Alice, I hear them calling her, and think about my friend Jen whose daughter is named Alice.
How Jake and her were fast friends as toddlers and small children, but grew apart as the years morphed them into awkwardness around each other and Alice wanted to hang out with the cooler kids.
Jodie is grinning full on now, glancing over at Barbara and then at the staff congregating in the middle of the bay, consulting together.
‘What’s with you?’ I say.
Kat has her eye on her, too. ‘Did you do something?’
Jodie raises her eyebrows. ‘What d’you mean?’
One of the doctors makes her way towards Barbara, greeting her and plucking her chart from the end of her bed.
‘Did you do something to her chart?’ I say, following Jodie’s line of sight.
Jodie giggles. ‘Maybe.’
‘Jodie!’ Kat and I both say together, appalled.
Jodie is unabashed.
‘You could get into big trouble for that!’ Kat says. ‘And so could the staff. You have to tell them. Now, look!’
Jodie sits in smug silence.
‘Jodie!’ I say again. ‘Just tell the doctor now. You can’t do that!’
But Jodie sits there like a queen in state, chin high in the air, her face all wreathed in self-satisfaction. She brings her hands together in a prayer pose and says ‘Yes, Sensei,’ in a ridiculous growly voice. ‘I’ll tell ’em later, boss. I promise. When we’re back.’

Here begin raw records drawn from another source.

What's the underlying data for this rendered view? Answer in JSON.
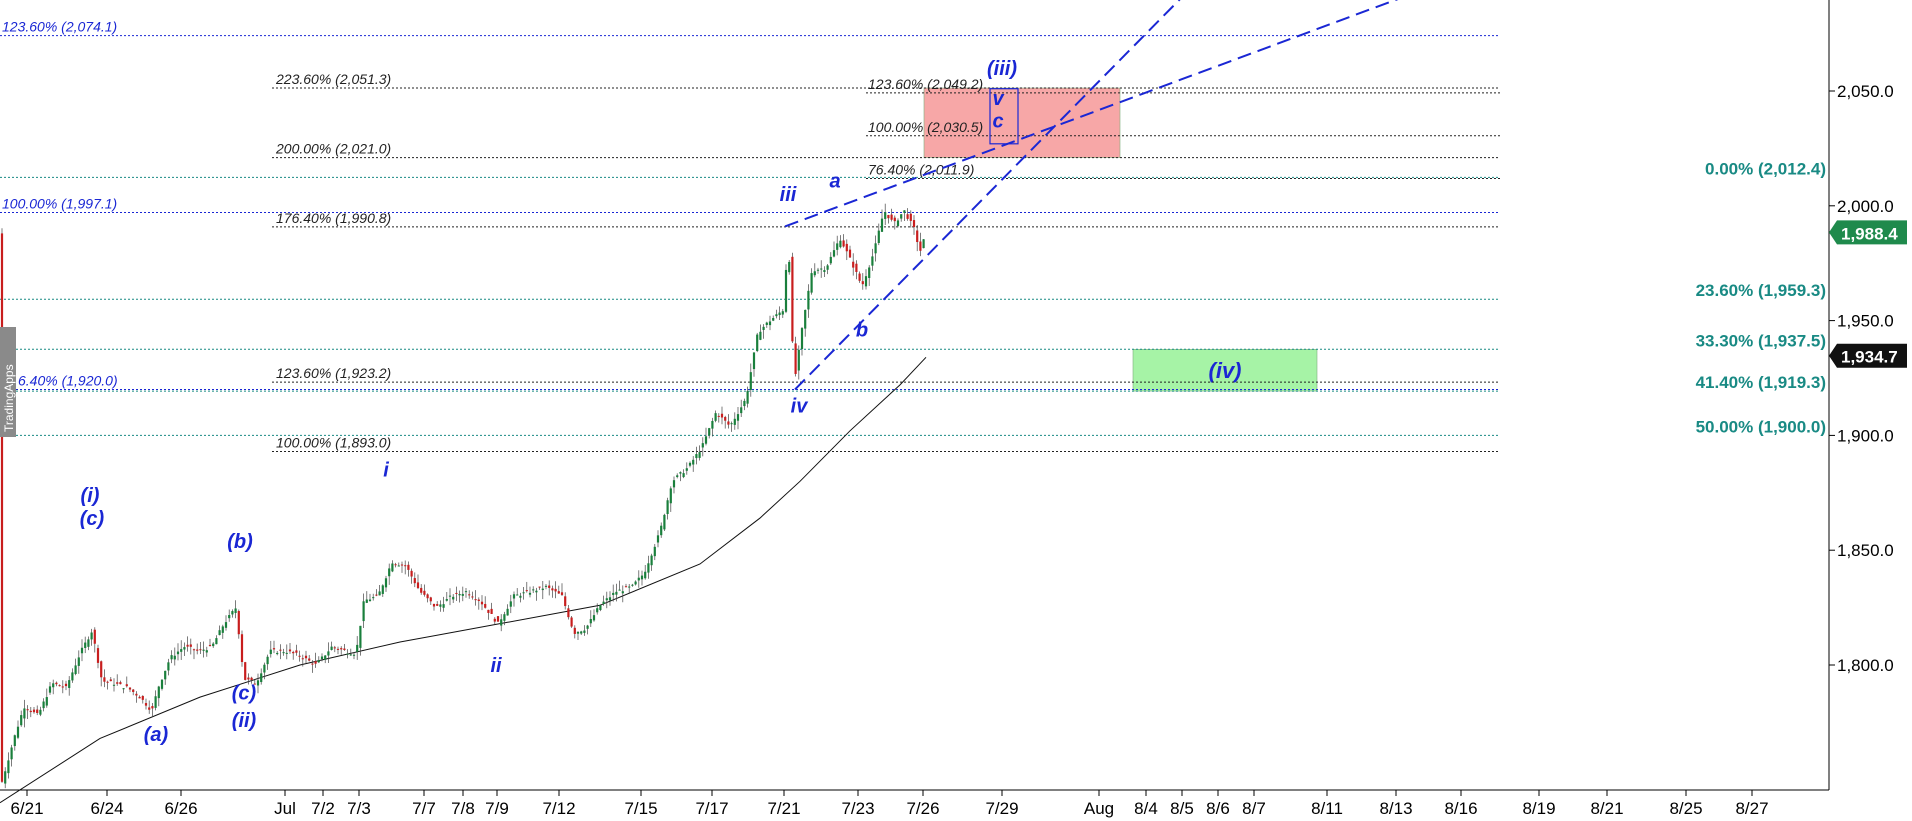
{
  "watermark": "TradingApps",
  "chart_data": {
    "type": "candlestick",
    "title": "",
    "y_axis": {
      "range": [
        1730,
        2095
      ],
      "ticks": [
        {
          "value": 1800,
          "label": "1,800.0"
        },
        {
          "value": 1850,
          "label": "1,850.0"
        },
        {
          "value": 1900,
          "label": "1,900.0"
        },
        {
          "value": 1950,
          "label": "1,950.0"
        },
        {
          "value": 2000,
          "label": "2,000.0"
        },
        {
          "value": 2050,
          "label": "2,050.0"
        }
      ]
    },
    "x_axis": {
      "ticks": [
        "6/21",
        "6/24",
        "6/26",
        "Jul",
        "7/2",
        "7/3",
        "7/7",
        "7/8",
        "7/9",
        "7/12",
        "7/15",
        "7/17",
        "7/21",
        "7/23",
        "7/26",
        "7/29",
        "Aug",
        "8/4",
        "8/5",
        "8/6",
        "8/7",
        "8/11",
        "8/13",
        "8/16",
        "8/19",
        "8/21",
        "8/25",
        "8/27"
      ]
    },
    "price_tags": [
      {
        "value": 1988.4,
        "label": "1,988.4",
        "color": "#1f8a4c"
      },
      {
        "value": 1934.7,
        "label": "1,934.7",
        "color": "#111111"
      }
    ],
    "price_path": [
      [
        0,
        1746
      ],
      [
        14,
        1768
      ],
      [
        24,
        1782
      ],
      [
        38,
        1778
      ],
      [
        52,
        1792
      ],
      [
        66,
        1790
      ],
      [
        80,
        1805
      ],
      [
        92,
        1815
      ],
      [
        102,
        1793
      ],
      [
        114,
        1792
      ],
      [
        128,
        1790
      ],
      [
        140,
        1786
      ],
      [
        152,
        1780
      ],
      [
        158,
        1790
      ],
      [
        170,
        1803
      ],
      [
        184,
        1808
      ],
      [
        198,
        1806
      ],
      [
        212,
        1808
      ],
      [
        224,
        1818
      ],
      [
        236,
        1825
      ],
      [
        244,
        1794
      ],
      [
        256,
        1792
      ],
      [
        270,
        1806
      ],
      [
        286,
        1806
      ],
      [
        300,
        1804
      ],
      [
        316,
        1800
      ],
      [
        332,
        1808
      ],
      [
        346,
        1806
      ],
      [
        356,
        1805
      ],
      [
        364,
        1828
      ],
      [
        378,
        1830
      ],
      [
        392,
        1845
      ],
      [
        406,
        1843
      ],
      [
        420,
        1832
      ],
      [
        436,
        1825
      ],
      [
        452,
        1830
      ],
      [
        466,
        1832
      ],
      [
        480,
        1828
      ],
      [
        498,
        1818
      ],
      [
        514,
        1830
      ],
      [
        530,
        1832
      ],
      [
        546,
        1834
      ],
      [
        562,
        1830
      ],
      [
        574,
        1814
      ],
      [
        586,
        1816
      ],
      [
        600,
        1826
      ],
      [
        616,
        1832
      ],
      [
        632,
        1834
      ],
      [
        644,
        1840
      ],
      [
        660,
        1858
      ],
      [
        672,
        1880
      ],
      [
        688,
        1886
      ],
      [
        702,
        1895
      ],
      [
        716,
        1910
      ],
      [
        730,
        1904
      ],
      [
        746,
        1916
      ],
      [
        758,
        1945
      ],
      [
        770,
        1950
      ],
      [
        784,
        1955
      ],
      [
        788,
        1990
      ],
      [
        794,
        1922
      ],
      [
        802,
        1946
      ],
      [
        812,
        1972
      ],
      [
        826,
        1973
      ],
      [
        840,
        1986
      ],
      [
        852,
        1975
      ],
      [
        862,
        1965
      ],
      [
        874,
        1980
      ],
      [
        884,
        1998
      ],
      [
        894,
        1992
      ],
      [
        904,
        1998
      ],
      [
        914,
        1990
      ],
      [
        920,
        1980
      ],
      [
        926,
        1988
      ]
    ],
    "moving_average": [
      [
        0,
        1740
      ],
      [
        100,
        1768
      ],
      [
        200,
        1786
      ],
      [
        300,
        1800
      ],
      [
        400,
        1810
      ],
      [
        500,
        1818
      ],
      [
        600,
        1826
      ],
      [
        700,
        1844
      ],
      [
        760,
        1864
      ],
      [
        800,
        1880
      ],
      [
        850,
        1902
      ],
      [
        900,
        1922
      ],
      [
        926,
        1934
      ]
    ],
    "fib_levels": [
      {
        "value": 2074.1,
        "label": "123.60% (2,074.1)",
        "color": "#1a27d4",
        "x1": 0,
        "x2": 1500,
        "label_x": 2,
        "label_side": "left",
        "style": "dotted"
      },
      {
        "value": 2051.3,
        "label": "223.60% (2,051.3)",
        "color": "#222222",
        "x1": 272,
        "x2": 1500,
        "label_x": 276,
        "label_side": "left",
        "style": "dotted"
      },
      {
        "value": 2049.2,
        "label": "123.60% (2,049.2)",
        "color": "#222222",
        "x1": 866,
        "x2": 1500,
        "label_x": 868,
        "label_side": "left",
        "style": "dotted"
      },
      {
        "value": 2030.5,
        "label": "100.00% (2,030.5)",
        "color": "#222222",
        "x1": 866,
        "x2": 1500,
        "label_x": 868,
        "label_side": "left",
        "style": "dotted"
      },
      {
        "value": 2021.0,
        "label": "200.00% (2,021.0)",
        "color": "#222222",
        "x1": 272,
        "x2": 1500,
        "label_x": 276,
        "label_side": "left",
        "style": "dotted"
      },
      {
        "value": 2012.4,
        "label": "0.00% (2,012.4)",
        "color": "#198a84",
        "x1": 0,
        "x2": 1500,
        "label_x": 1495,
        "label_side": "right",
        "style": "dotted"
      },
      {
        "value": 2011.9,
        "label": "76.40% (2,011.9)",
        "color": "#222222",
        "x1": 866,
        "x2": 1500,
        "label_x": 868,
        "label_side": "left",
        "style": "dotted"
      },
      {
        "value": 1997.1,
        "label": "100.00% (1,997.1)",
        "color": "#1a27d4",
        "x1": 0,
        "x2": 1500,
        "label_x": 2,
        "label_side": "left",
        "style": "dotted"
      },
      {
        "value": 1990.8,
        "label": "176.40% (1,990.8)",
        "color": "#222222",
        "x1": 272,
        "x2": 1500,
        "label_x": 276,
        "label_side": "left",
        "style": "dotted"
      },
      {
        "value": 1959.3,
        "label": "23.60% (1,959.3)",
        "color": "#198a84",
        "x1": 0,
        "x2": 1500,
        "label_x": 1495,
        "label_side": "right",
        "style": "dotted"
      },
      {
        "value": 1937.5,
        "label": "33.30% (1,937.5)",
        "color": "#198a84",
        "x1": 0,
        "x2": 1500,
        "label_x": 1495,
        "label_side": "right",
        "style": "dotted"
      },
      {
        "value": 1923.2,
        "label": "123.60% (1,923.2)",
        "color": "#222222",
        "x1": 272,
        "x2": 1500,
        "label_x": 276,
        "label_side": "left",
        "style": "dotted"
      },
      {
        "value": 1920.0,
        "label": "6.40% (1,920.0)",
        "color": "#1a27d4",
        "x1": 0,
        "x2": 1500,
        "label_x": 18,
        "label_side": "left",
        "style": "dotted"
      },
      {
        "value": 1919.3,
        "label": "41.40% (1,919.3)",
        "color": "#198a84",
        "x1": 0,
        "x2": 1500,
        "label_x": 1495,
        "label_side": "right",
        "style": "dotted"
      },
      {
        "value": 1900.0,
        "label": "50.00% (1,900.0)",
        "color": "#198a84",
        "x1": 0,
        "x2": 1500,
        "label_x": 1495,
        "label_side": "right",
        "style": "dotted"
      },
      {
        "value": 1893.0,
        "label": "100.00% (1,893.0)",
        "color": "#222222",
        "x1": 272,
        "x2": 1500,
        "label_x": 276,
        "label_side": "left",
        "style": "dotted"
      }
    ],
    "zones": [
      {
        "name": "target-zone",
        "y_top": 2051.3,
        "y_bottom": 2021.0,
        "color": "#f7a7a7",
        "x1": 924,
        "x2": 1120,
        "label": ""
      },
      {
        "name": "wave-iv-zone",
        "y_top": 1937.5,
        "y_bottom": 1919.3,
        "color": "#a6f3a6",
        "x1": 1133,
        "x2": 1317,
        "label": "(iv)"
      }
    ],
    "trendlines": [
      {
        "from": [
          785,
          1991
        ],
        "to": [
          1410,
          2092
        ],
        "dashed": true
      },
      {
        "from": [
          795,
          1920
        ],
        "to": [
          1180,
          2090
        ],
        "dashed": true
      }
    ],
    "wave_labels": [
      {
        "text": "(i)",
        "x": 90,
        "value": 1871
      },
      {
        "text": "(c)",
        "x": 92,
        "value": 1861
      },
      {
        "text": "(a)",
        "x": 156,
        "value": 1767
      },
      {
        "text": "(b)",
        "x": 240,
        "value": 1851
      },
      {
        "text": "(c)",
        "x": 244,
        "value": 1785
      },
      {
        "text": "(ii)",
        "x": 244,
        "value": 1773
      },
      {
        "text": "i",
        "x": 386,
        "value": 1882
      },
      {
        "text": "ii",
        "x": 496,
        "value": 1797
      },
      {
        "text": "iii",
        "x": 788,
        "value": 2002
      },
      {
        "text": "iv",
        "x": 799,
        "value": 1910
      },
      {
        "text": "a",
        "x": 835,
        "value": 2008
      },
      {
        "text": "b",
        "x": 862,
        "value": 1943
      },
      {
        "text": "(iii)",
        "x": 1002,
        "value": 2057
      },
      {
        "text": "v",
        "x": 998,
        "value": 2044
      },
      {
        "text": "c",
        "x": 998,
        "value": 2034
      }
    ],
    "wave_box": {
      "value_top": 2051,
      "value_bottom": 2027,
      "x1": 990,
      "x2": 1018
    },
    "colors": {
      "up": "#1a7f3c",
      "down": "#c81e1e",
      "wave": "#1a27d4",
      "axis": "#000000"
    }
  }
}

I glance at Kat, whose face is all rumpled up. Probably thinking, like me, that she should say something if Jodie won’t.
None of the doctors are here to see me, or Kat, or Violet, or Jodie today.
Only the new lady and Barbara, I assume to quickly sign her off.
But the doctor with Barbara is speaking to a nurse in low concerned tones, snatches of her words floating over to us as we strain forward to hear.
We can’t hear enough, though, not with the machine screeching through the bay.
It’s only when the doctor moves away we see Barbara, sitting up in bed looking strangely peaceful, tiny frail hands gathered together in her lap.
Jodie’s over there quickly, bending down to her level.
‘All well with you?’ she says, an edge of anticipation to her voice.
I sit on the end of my bed, leaning forward to hear more clearly.
‘Well, I was, you know, darling? Thought I was for it today, into that home, they said. Said it’d be nice in there, all quiet and such, back with my things. But I know why they’re sending me back there, I’m not stupid.’
‘So are you not going?’ Jodie says. ‘To the home, today, I mean?’